LONDON: More and more 11 to 15 year olds are spending less time with live TV and live radio, preferring instead to view short video clips or stream music according to a new study.

The Digital Day report from UK industry regulator Ofcom was based on media diaries compiled by 1,644 adults, 173 children aged 11-15 and 186 children aged 6-11. This found that the secondary school age group watched half as much live TV as adults – a daily average of 1 hour and 32 minutes, compared to 2 hours and 58 minutes. This amounted to a mere 16% of their total media and communications time. 

Overall, 11-15 year olds managed to squeeze nine and a half hours' worth of media and communications activity into just over seven hours each day as they did more than one activity at the same time.

Considering all of the time spent on 'watching' activities across a week among 11-15 year olds, just over half (52%) was with live television, compared to 69% for all adults. And more than one fifth (22%) said some weeks they did not watch any live TV.

However, this age group spent a significantly greater proportion of its viewing time watching short online video clips compared to adults (19% vs. 2%).

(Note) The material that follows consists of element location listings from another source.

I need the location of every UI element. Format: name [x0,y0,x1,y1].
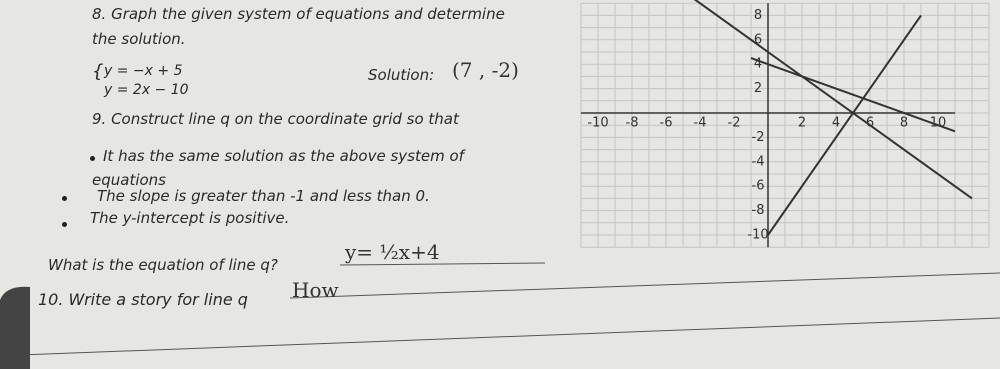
x-axis-label: 10 [930,116,947,131]
solution-label: Solution: [368,66,435,84]
x-axis-label: 8 [900,116,908,131]
y-axis-label: 6 [754,32,762,47]
x-axis-label: -6 [660,116,673,131]
y-axis-label: 2 [754,81,762,96]
bullet-text: The y-intercept is positive. [90,209,290,227]
answer-line [289,272,1000,299]
answer-line [339,262,546,266]
y-axis-label: -8 [752,203,765,218]
graphed-line [750,57,956,133]
problem-title: 8. Graph the given system of equations a… [92,5,505,23]
graphed-line [693,0,973,200]
problem-text: the solution. [92,30,186,48]
x-axis-label: -10 [587,116,608,131]
answer-line [19,317,1000,356]
bullet [62,196,67,201]
question: What is the equation of line q? [48,256,278,274]
bullet-text: It has the same solution as the above sy… [103,147,464,165]
equation: y = −x + 5 [104,63,183,79]
bullet-text: The slope is greater than -1 and less th… [97,187,430,205]
y-axis-label: -2 [752,130,765,145]
x-axis-label: -8 [626,116,639,131]
x-axis-label: 6 [866,116,874,131]
y-axis-label: 4 [754,57,762,72]
x-axis-label: 4 [832,116,840,131]
problem-title: 10. Write a story for line q [38,290,248,309]
y-axis-label: -4 [752,154,765,169]
bullet [62,222,67,227]
problem-title: 9. Construct line q on the coordinate gr… [92,110,459,128]
bullet [90,156,95,161]
y-axis-label: -10 [747,228,768,243]
bullet-text: equations [92,171,166,189]
x-axis-label: 2 [798,116,806,131]
brace: { [92,61,104,82]
y-axis-label: 8 [754,8,762,23]
x-axis-label: -4 [694,116,707,131]
graphed-line [767,14,922,236]
handwritten-answer: y= ½x+4 [345,240,440,264]
handwritten-answer: How [292,278,339,302]
y-axis-label: -6 [752,179,765,194]
x-axis-label: -2 [728,116,741,131]
shadow [0,286,30,369]
handwritten-answer: (7 , -2) [452,58,519,82]
equation: y = 2x − 10 [104,82,189,98]
coordinate-grid: -10 -8 -6 -4 -2 2 4 6 8 10 8 6 4 2 -2 -4 -6 -8 -10 [580,0,990,248]
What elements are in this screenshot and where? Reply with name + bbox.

Among listening activities, live radio was by far the most popular with adults as 77% had done so during the week but the proportion fell to 42% among children. And when taken as a share of all listening activity, live radio accounted for just 21% of children's listening time, with digital music – streamed or stored – taking up 54% of the "share of ear". Old-fashioned physical formats added another 8% while background music videos made up 15% of listening time.

Communications activities occupied 11-15 year olds for almost two and a half hours a day, the report said, with 52 minutes devoted to social networking sites and a further 38 minutes to text messaging.